Get information about a dataset.

Parameters:

  • dataset_type (str) – Name of the dataset

Returns:

  • dict – Dataset information

clear_cache(dataset_type=None)

Clear cached data.

Parameters:

  • dataset_type (str, optional) – Specific dataset to clear

get_cache_size()

Get cache size information.

Returns:

  • dict – Cache size information

Configuration

bicam.config.DEFAULT_CACHE_DIR

Default cache directory path.

bicam.config.MAX_RETRIES

Maximum number of retry attempts for downloads.

bicam.config.RETRY_DELAY

Delay between retry attempts in seconds.

Utility Functions

bicam.utils.format_bytes(bytes_value)

Format bytes into human-readable string.

Parameters:

  • bytes_value (int) – Number of bytes

Returns:

  • str – Formatted string (e.g., “1.5 MB”)

bicam.utils.estimate_download_time(size_mb, speed_mbps=10)

Estimate download time for a dataset.

Parameters:

  • size_mb (float) – Size in megabytes

  • speed_mbps (float) – Download speed in Mbps

Returns:

  • str – Estimated time string

bicam.utils.check_disk_space(path, required_mb)

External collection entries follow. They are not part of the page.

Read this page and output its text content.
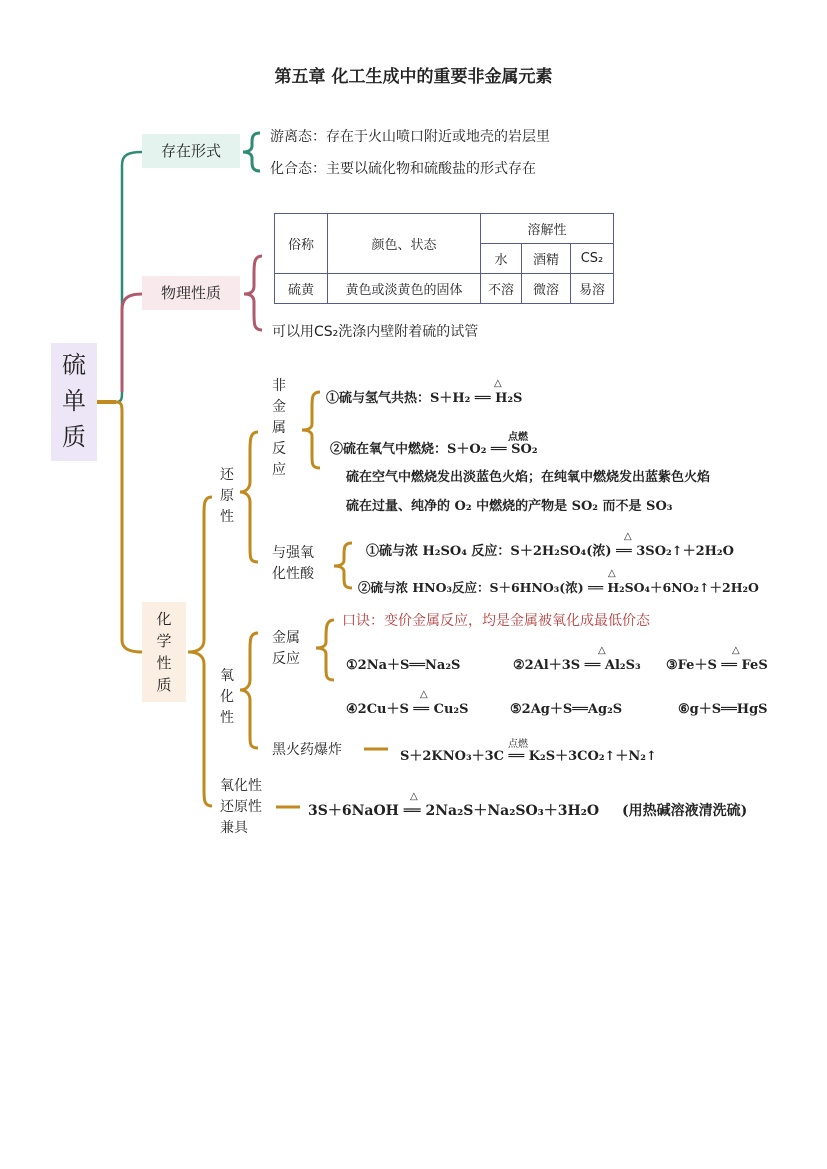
第五章 化工生成中的重要非金属元素
硫
单
质
存在形式
游离态：存在于火山喷口附近或地壳的岩层里
化合态：主要以硫化物和硫酸盐的形式存在
物理性质
俗称	颜色、状态	溶解性		
		水	酒精	CS₂
硫黄	黄色或淡黄色的固体	不溶	微溶	易溶
可以用CS₂洗涤内壁附着硫的试管
化
学
性
质
还
原
性
非
金
属
反
应
△
①硫与氢气共热：S＋H₂ ══ H₂S
点燃
②硫在氧气中燃烧：S＋O₂ ══ SO₂
硫在空气中燃烧发出淡蓝色火焰；在纯氧中燃烧发出蓝紫色火焰
硫在过量、纯净的 O₂ 中燃烧的产物是 SO₂ 而不是 SO₃
与强氧
化性酸
△
①硫与浓 H₂SO₄ 反应：S＋2H₂SO₄(浓) ══ 3SO₂↑＋2H₂O
△
②硫与浓 HNO₃反应：S＋6HNO₃(浓) ══ H₂SO₄＋6NO₂↑＋2H₂O
氧
化
性
金属
反应
口诀：变价金属反应，均是金属被氧化成最低价态
①2Na＋S══Na₂S
△
②2Al＋3S ══ Al₂S₃
△
③Fe＋S ══ FeS
△
④2Cu＋S ══ Cu₂S	⑤2Ag＋S══Ag₂S	⑥g＋S══HgS
黑火药爆炸	点燃
S＋2KNO₃＋3C ══ K₂S＋3CO₂↑＋N₂↑
氧化性
还原性
兼具
△
3S＋6NaOH ══ 2Na₂S＋Na₂SO₃＋3H₂O (用热碱溶液清洗硫)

Check if sufficient disk space is available.

Parameters:

  • path (Path) – Path to check

  • required_mb (float) – Required space in MB

Returns:

  • bool – True if sufficient space available

bicam.utils.verify_checksum(file_path, algorithm='sha256')

Verify file checksum.

Parameters:

  • file_path (Path) – Path to file

  • algorithm (str) – Hash algorithm

Returns:

  • str – Checksum string

Error Handling

BICAM functions may raise the following exceptions:

exception bicam.datasets.ValueError

Raised when an invalid dataset type is provided or when dataset information is not found.

exception bicam.datasets.OSError

Raised when there are file system or network issues.

exception bicam.datasets.Exception

Raised for other errors such as authentication failures or corrupted downloads.

Example Error Handling:

import bicam

try:
    bills_path = bicam.download_dataset('bills')
except ValueError as e:
    print(f"Invalid dataset: {e}")
except OSError as e:
    print(f"System error: {e}")
except Exception as e:
    print(f"Unexpected error: {e}")

Environment Variables

BICAM recognizes the following environment variables:

  • BICAM_DATA – Custom cache directory path

  • BICAM_LOG_LEVEL – Logging level (DEBUG, INFO, WARNING, ERROR)

  • BICAM_CHECK_VERSION – Enable/disable version checking

Example:

export BICAM_DATA=/custom/cache/path
export BICAM_LOG_LEVEL=DEBUG
python -c "import bicam; bicam.download_dataset('bills')"